LITTLE ROCK, Ark. – On any given weekday morning, in the back edit bay at KARK, you’ll find Lew Short.
But this isn’t where his news reel begins. Lew got his start in the mid-1960’s at KATV. Then in 1970, KARK hired him as a film processor. A couple years later, he was promoted to Vacation Relief Photographer, a chance to get out of the dark and capture moving pictures in living color.
“Lew was an outstanding photographer,” says Dave Woodman, Former KARK Anchor.
And management took notice. His temporary work behind the camera quickly led to a permanent position. Then in 1975, Lew received the role of a lifetime… Chief Photographer.
“You never doubted who was the boss. Lew was large and in charge,” says Chuck Maulden, Former KARK Photographer.
“I think the other news photographers who worked under him respected him. And he deserved that respect… a very talented man,” Woodman adds.
“He did a great job of hiring our photographers and scheduling the work and getting the great shots and telling the stories of Arkansas,” says Bob Steel, Former KARK News Director.
“Lew hired me in 1979. I was 22, right out of school. He was my first real boss,” Maulden continues.
Chuck Maulden still remembers his first week on the job covering the Capitol.
“I was right down in front of these senators and reps covering the story and I had Lew’s gear and was trying to change a battery and I was fishing around in his gear bag, unzipped the side pocket and three pair of bright white Hanes underwear fall out in front of God and everybody,” he says.
Lew lesson number one, always be packed and prepared for anything. But there were also Lew’s life lessons.
“To me Lew was very much like my dad, high on common sense, high on expectation, anything short of your best effort was met with a kind of gruffness,” Maulden recalls.
“You knew when you screwed up, but like my dad, there was a lot of mercy. He and his wife Lynn both, they treated us like their young kids. We just had a ton of fun together,” he says.
Sometimes at the Chief’s expense.
“He doesn’t like to be in front of the camera,” says Lynn Short, Lew’s Wife.
But behind it, Lew Short was KARK’s main anchor.
“He was our Chief Photographer and you went to Lew for everything and he took care of you,” Maulden says.
“Lew knew a lot of people.

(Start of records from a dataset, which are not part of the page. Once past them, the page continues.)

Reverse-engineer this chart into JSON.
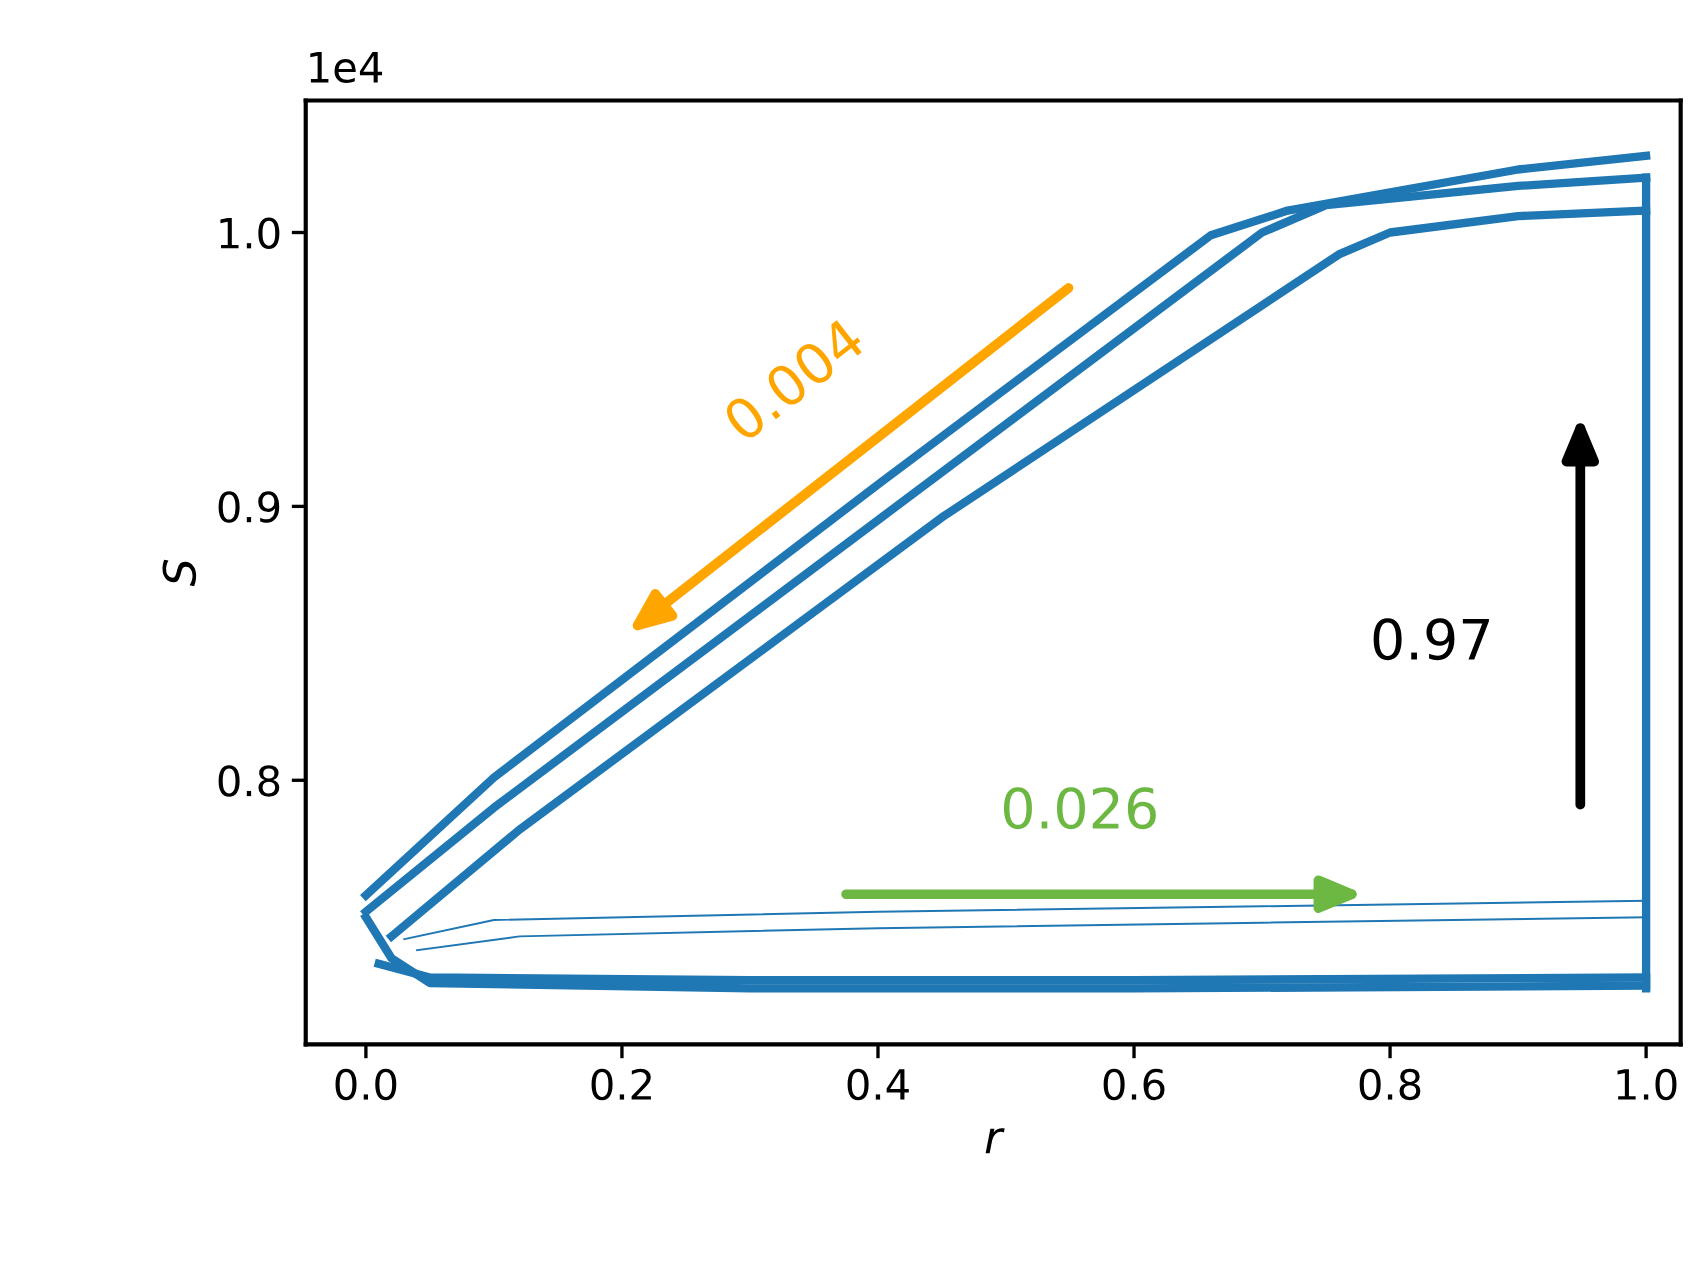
{
  "chart_data": {
    "type": "line",
    "xlabel": "r",
    "ylabel": "S",
    "xlim": [
      -0.047,
      1.027
    ],
    "ylim": [
      0.7036,
      1.0482
    ],
    "xticks": [
      {
        "value": 0,
        "label": "0.0"
      },
      0.2,
      0.4,
      0.6,
      0.8,
      {
        "value": 1,
        "label": "1.0"
      }
    ],
    "yticks": [
      0.8,
      0.9,
      {
        "value": 1,
        "label": "1.0"
      }
    ],
    "grid": false,
    "legend": false,
    "marker": "none",
    "line_style": "solid",
    "annotations": [
      "1e4",
      "0.004",
      "0.026",
      "0.97"
    ],
    "series": [
      {
        "color": "#1f77b4",
        "x": [
          0.0,
          0.02,
          0.05,
          0.3,
          0.6,
          1.0
        ],
        "values": [
          0.75,
          0.735,
          0.726,
          0.724,
          0.724,
          0.725
        ]
      },
      {
        "color": "#1f77b4",
        "x": [
          0.01,
          0.05,
          0.3,
          0.6,
          1.0
        ],
        "values": [
          0.733,
          0.728,
          0.727,
          0.727,
          0.728
        ]
      },
      {
        "color": "#1f77b4",
        "x": [
          0.0,
          0.1,
          0.4,
          0.7,
          0.75,
          0.9,
          1.0
        ],
        "values": [
          0.752,
          0.79,
          0.895,
          1.0,
          1.01,
          1.017,
          1.02
        ]
      },
      {
        "color": "#1f77b4",
        "x": [
          0.02,
          0.12,
          0.45,
          0.76,
          0.8,
          0.9,
          1.0
        ],
        "values": [
          0.743,
          0.782,
          0.896,
          0.992,
          1.0,
          1.006,
          1.008
        ]
      },
      {
        "color": "#1f77b4",
        "x": [
          0.0,
          0.1,
          0.4,
          0.66,
          0.72,
          0.9,
          1.0
        ],
        "values": [
          0.758,
          0.801,
          0.908,
          0.999,
          1.008,
          1.023,
          1.028
        ]
      },
      {
        "color": "#1f77b4",
        "x": [
          1.0,
          1.0
        ],
        "values": [
          0.724,
          1.02
        ]
      },
      {
        "color": "#1f77b4",
        "x": [
          0.03,
          0.1,
          0.4,
          0.7,
          1.0
        ],
        "values": [
          0.742,
          0.749,
          0.752,
          0.754,
          0.756
        ]
      },
      {
        "color": "#1f77b4",
        "x": [
          0.04,
          0.12,
          0.4,
          0.7,
          1.0
        ],
        "values": [
          0.738,
          0.743,
          0.746,
          0.748,
          0.75
        ]
      }
    ]
  }
}
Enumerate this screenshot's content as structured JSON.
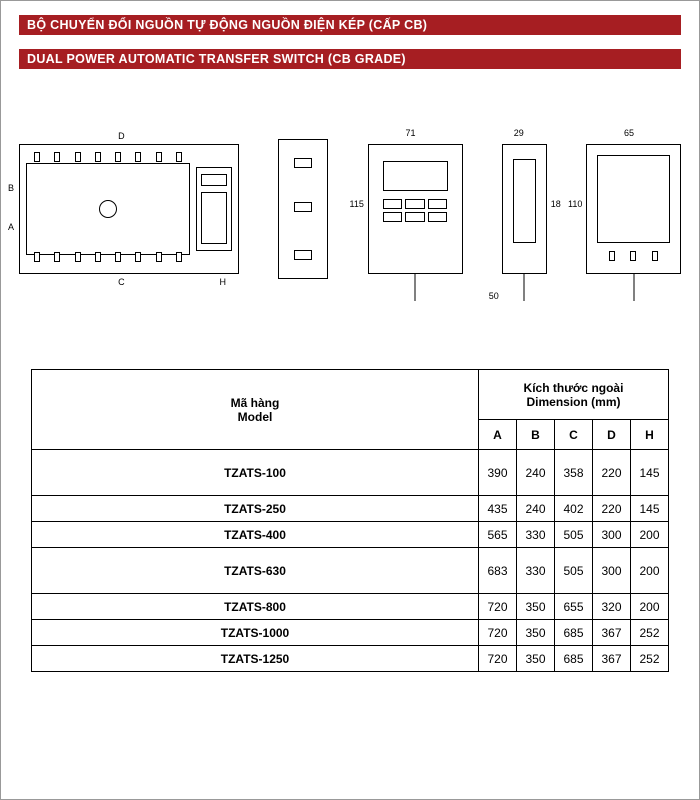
{
  "header": {
    "line1": "BỘ CHUYỂN ĐỔI NGUỒN TỰ ĐỘNG NGUỒN ĐIỆN KÉP (CẤP CB)",
    "line2": "DUAL POWER AUTOMATIC TRANSFER SWITCH (CB GRADE)",
    "band_bg": "#a61e22",
    "band_text_color": "#ffffff"
  },
  "diagrams": {
    "front": {
      "label_left": "B",
      "label_left2": "A",
      "label_bottom": "C",
      "label_bottom2": "H",
      "label_top": "D"
    },
    "side_bracket": {},
    "controller_front": {
      "width_label": "71",
      "height_label": "115"
    },
    "controller_side": {
      "width_label": "29",
      "depth_label": "18",
      "cable_label": "50"
    },
    "controller_back": {
      "width_label": "65",
      "height_label": "110"
    }
  },
  "table": {
    "model_header_vi": "Mã hàng",
    "model_header_en": "Model",
    "dim_header_vi": "Kích thước ngoài",
    "dim_header_en": "Dimension (mm)",
    "columns": [
      "A",
      "B",
      "C",
      "D",
      "H"
    ],
    "rows": [
      {
        "model": "TZATS-100",
        "vals": [
          "390",
          "240",
          "358",
          "220",
          "145"
        ],
        "tall": true
      },
      {
        "model": "TZATS-250",
        "vals": [
          "435",
          "240",
          "402",
          "220",
          "145"
        ],
        "tall": false
      },
      {
        "model": "TZATS-400",
        "vals": [
          "565",
          "330",
          "505",
          "300",
          "200"
        ],
        "tall": false
      },
      {
        "model": "TZATS-630",
        "vals": [
          "683",
          "330",
          "505",
          "300",
          "200"
        ],
        "tall": true
      },
      {
        "model": "TZATS-800",
        "vals": [
          "720",
          "350",
          "655",
          "320",
          "200"
        ],
        "tall": false
      },
      {
        "model": "TZATS-1000",
        "vals": [
          "720",
          "350",
          "685",
          "367",
          "252"
        ],
        "tall": false
      },
      {
        "model": "TZATS-1250",
        "vals": [
          "720",
          "350",
          "685",
          "367",
          "252"
        ],
        "tall": false
      }
    ]
  },
  "colors": {
    "page_bg": "#ffffff",
    "rule": "#000000"
  }
}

He had a lot of contacts,” says Woodman.
And most of them wore badges.
“I believe he was a frustrated policeman. He wanted to be a policeman and that was one of his ways that he could be around law enforcement, plus all of the ones that he was around were wonderful people,” Lynn Short adds.
“I think Lew slept with a scanner in those days. He probably still does,” Maulden says.
“When the police changed their tone of voice, he would wake up and see what it was and immediately jump up and put his clothes on and leave,” recalls Lynn.
“I remember Lew being one of the most fearless people I’d ever met. He and Gene Stewart, God rest his soul, would go on any dangerous assignment. It wouldn’t matter what it was, shots fired, chemical spills, inmates on the loose, Lew and Gene went in with cameras blazing,” says Maulden.
And then there was the time when Arkansas was on the brink of a nuclear disaster at the Titan II missile complex in Damascus… where Lew stood on the front lines.
“When the door came off, it went the opposite way of where Lewis and all the photographers were. And if it had-a gone towards them, it’d probably have hit all of them,” Lynn says.
He escaped the missiles in 1980, but not the 250-pound high school football player in 2001.
“He was looking through the lens of the camera and didn’t see the running back coming straight at him,” Woodman explains.
But in true Lew fashion…
“He got the shot of the guy who hit him,” says Woodman.
And the camera never hit the ground. Unfortunately, Lew did… and hard.
“The result was a broken leg,” Woodman says.
It ended up permanently sidelining his career as a photographer, which brings us back to the back edit bay, where, since 2002, Lew has been the morning show editor.
“Lew has the ideal job now. He goes to work at 3 o’clock in the morning and gets off at noon and goes and plays golf,” Woodman says.
But before his tee time, it’s news time, stories need to be edited, so here sits Lew Short… a giant in Arkansas TV news.
“I don’t really think that the photography or the photojournalism or the technology would be anywhere near where it is today without Lew’s part in it,” says Dana Dussing Berry, Former KARK Anchor.
“He’s like the Energizer Bunny, he just keeps on going and going and going… He’s a big part of Little Rock’s broadcasting history. He’s a legend. We will always remember Lew. He’s just unforgettable,” Maulden says.
“I don’t know of anybody else that loves his job more than he did, but he’s one of a kind,” Lynn continues.
“He didn’t just work for Channel 4. He was Channel 4,” Woodman adds.
And still is. A KARK legend who continues to write and edit his own legacy.